D'autres contributeurs pertinents à l'étude, le Dr Joan Isern, Eusebio Perdiguero et Antonio Serrano des équipes Altos Labs et UPF, ont coïncidé en ajoutant qu'« il sera important de comparer cet atlas du vieillissement musculaire humain avec les précédents atlas cellulaires de primates non humains et d'autres espèces, car cela aidera à établir des comparaisons adaptatives interspécifiques et à prédire la susceptibilité aux maladies.

Les docteurs Mari Carmen Gómez-Cabrera et Julio Doménech-Fernández (respectivement de l'Université de Valence/INCLIVA et de l'Hôpital Arnau de Vilanova de Valence) ont souligné que « cet atlas sera également une référence importante pour les futures études sur les patients atteints de maladies neuromusculaires ».

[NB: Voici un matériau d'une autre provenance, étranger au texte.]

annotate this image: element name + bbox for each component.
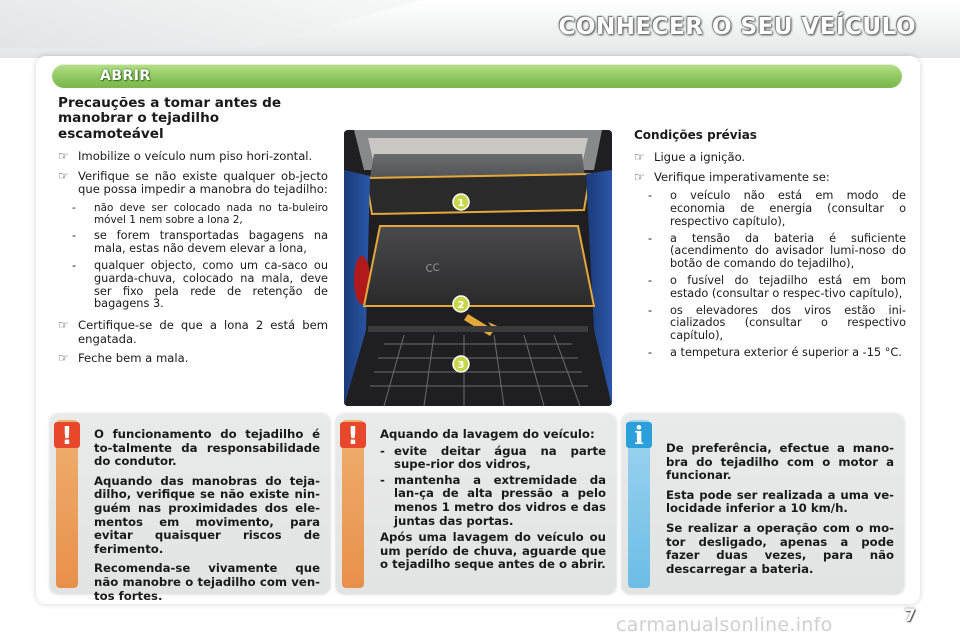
warning-bullet-text: mantenha a extremidade da lan-ça de alta pressão a pelo menos 1 metro dos vidros e das juntas das portas. <box>394 472 606 528</box>
info-paragraph: Se realizar a operação com o mo-tor desligado, apenas a pode fazer duas vezes, para não descarregar a bateria. <box>666 520 894 576</box>
page-number: 7 <box>904 606 916 626</box>
sub-list-item-text: se forem transportadas bagagens na mala, estas não devem elevar a lona, <box>94 229 328 256</box>
exclamation-icon: ! <box>340 422 366 448</box>
dash-bullet: - <box>72 259 77 273</box>
sub-list-item <box>634 347 906 360</box>
dash-bullet: - <box>648 274 653 287</box>
warning-text <box>380 428 606 578</box>
sub-list-item <box>58 260 328 311</box>
dash-bullet: - <box>648 303 653 317</box>
trunk-photo <box>344 130 612 406</box>
sub-list-item <box>634 305 906 343</box>
warning-bullet-text: evite deitar água na parte supe-rior dos vidros, <box>394 443 606 472</box>
exclamation-icon: ! <box>54 422 80 448</box>
conditions-heading: Condições prévias <box>634 128 757 142</box>
sub-list-item-text: qualquer objecto, como um ca-saco ou guarda-chuva, colocado na mala, deve ser fixo pela rede de retenção de bagagens 3. <box>94 259 328 311</box>
section-bar <box>52 64 902 88</box>
dash-bullet: - <box>380 443 385 458</box>
pointing-hand-icon: ☞ <box>58 318 69 333</box>
sub-list-item <box>58 202 328 226</box>
list-item-text: Verifique se não existe qualquer ob-jecto que possa impedir a manobra do tejadilho: <box>78 168 328 197</box>
warning-paragraph: Aquando das manobras do teja-dilho, verifique se não existe nin-guém nas proximidades dos ele-mentos em movimento, para evitar quaisquer riscos de ferimento. <box>94 473 320 556</box>
warning-paragraph: Recomenda-se vivamente que não manobre o tejadilho com ven-tos fortes. <box>94 561 320 603</box>
pointing-hand-icon: ☞ <box>58 351 69 366</box>
precautions-heading: Precauções a tomar antes de manobrar o tejadilho escamoteável <box>58 95 282 142</box>
info-box <box>622 414 904 594</box>
pointing-hand-icon: ☞ <box>58 168 69 183</box>
svg-text:CC: CC <box>425 262 441 275</box>
warning-outro: Após uma lavagem do veículo ou um perído de chuva, aguarde que o tejadilho seque antes de o abrir. <box>380 530 606 572</box>
list-item <box>58 170 328 197</box>
dash-bullet: - <box>648 231 653 245</box>
watermark: carmanualsonline.info <box>616 614 833 636</box>
list-item-text: Imobilize o veículo num piso hori-zontal. <box>78 149 313 164</box>
list-item-text: Feche bem a mala. <box>78 351 189 366</box>
warning-bullet <box>380 474 606 528</box>
info-paragraph: De preferência, efectue a mano-bra do tejadilho com o motor a funcionar. <box>666 441 894 483</box>
sub-list-item-text: o veículo não está em modo de economia de energia (consultar o respectivo capítulo), <box>670 189 906 228</box>
sub-list-item <box>634 233 906 271</box>
precautions-column <box>58 96 328 371</box>
sub-list-item <box>634 190 906 228</box>
sub-list-item-text: a tensão da bateria é suficiente (acendimento do avisador lumi-noso do botão de comando do tejadilho), <box>670 231 906 271</box>
info-paragraph: Esta pode ser realizada a uma ve-locidade inferior a 10 km/h. <box>666 487 894 516</box>
list-item-text: Verifique imperativamente se: <box>654 169 830 184</box>
sub-list-item-text: a tempetura exterior é superior a -15 °C. <box>670 345 902 359</box>
section-title: ABRIR <box>100 68 151 84</box>
warning-paragraph: O funcionamento do tejadilho é to-talmente da responsabilidade do condutor. <box>94 427 320 469</box>
sub-list-item-text: não deve ser colocado nada no ta-buleiro móvel 1 nem sobre a lona 2, <box>94 202 328 227</box>
dash-bullet: - <box>72 229 77 243</box>
pointing-hand-icon: ☞ <box>58 149 69 164</box>
sub-list-item <box>634 275 906 301</box>
dash-bullet: - <box>648 189 653 203</box>
trunk-illustration <box>344 130 612 406</box>
warning-box-responsibility <box>50 414 330 603</box>
warning-intro: Aquando da lavagem do veículo: <box>380 427 595 441</box>
list-item <box>634 171 906 184</box>
dash-bullet: - <box>380 472 385 487</box>
info-icon: i <box>626 422 652 448</box>
svg-text:1: 1 <box>457 198 465 209</box>
info-text <box>666 442 894 582</box>
list-item-text: Ligue a ignição. <box>654 150 746 165</box>
list-item <box>58 352 328 365</box>
sub-list-item-text: o fusível do tejadilho está em bom estado (consultar o respec-tivo capítulo), <box>670 274 906 300</box>
warning-text <box>94 428 320 609</box>
page-title: CONHECER O SEU VEÍCULO <box>558 14 916 40</box>
list-item-text: Certifique-se de que a lona 2 está bem engatada. <box>78 318 328 346</box>
warning-box-washing <box>336 414 616 594</box>
svg-text:2: 2 <box>457 300 465 311</box>
sub-list-item <box>58 230 328 256</box>
sub-list-item-text: os elevadores dos viros estão ini-cializados (consultar o respectivo capítulo), <box>670 303 906 343</box>
dash-bullet: - <box>72 202 76 215</box>
list-item <box>58 150 328 163</box>
pointing-hand-icon: ☞ <box>634 169 645 184</box>
pointing-hand-icon: ☞ <box>634 150 645 165</box>
warning-bullet <box>380 445 606 472</box>
dash-bullet: - <box>648 345 653 359</box>
list-item <box>58 319 328 346</box>
svg-text:3: 3 <box>457 360 465 371</box>
list-item <box>634 151 906 164</box>
conditions-column <box>634 128 906 364</box>
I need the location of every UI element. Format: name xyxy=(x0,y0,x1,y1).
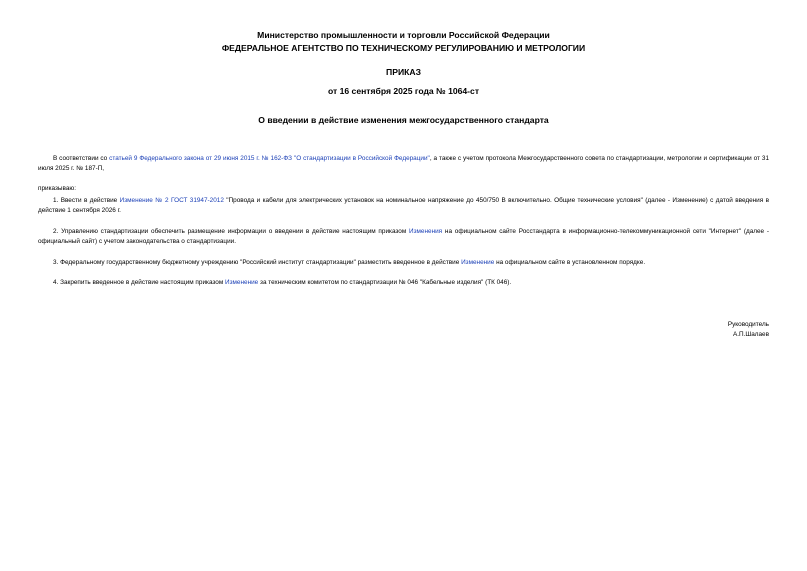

“Nous espérons que cela servira de base à de nombreuses recherches ultérieures visant à ralentir, voire à bloquer la sarcopénie, la fragilité et la détérioration musculaire chez les personnes âgées, favorisant ainsi un vieillissement corporel plus sain, plus long et augmentant la longévité”, a déclaré le Dr Pura Muñoz-Cánoves.

Cette étude démontre l’importance de la coopération internationale et du travail d’équipe multidisciplinaire pour relever des défis scientifiques critiques.

En élargissant davantage la taille de l'échantillon et en utilisant des échantillons musculaires provenant d'autres parties du corps dans différents contextes, l'équipe de recherche vise à créer un atlas plus complet pour améliorer la compréhension de la fonction musculaire et du vieillissement musculaire et offrir un optimisme face aux défis rencontrés par le vieillissement. sociétés.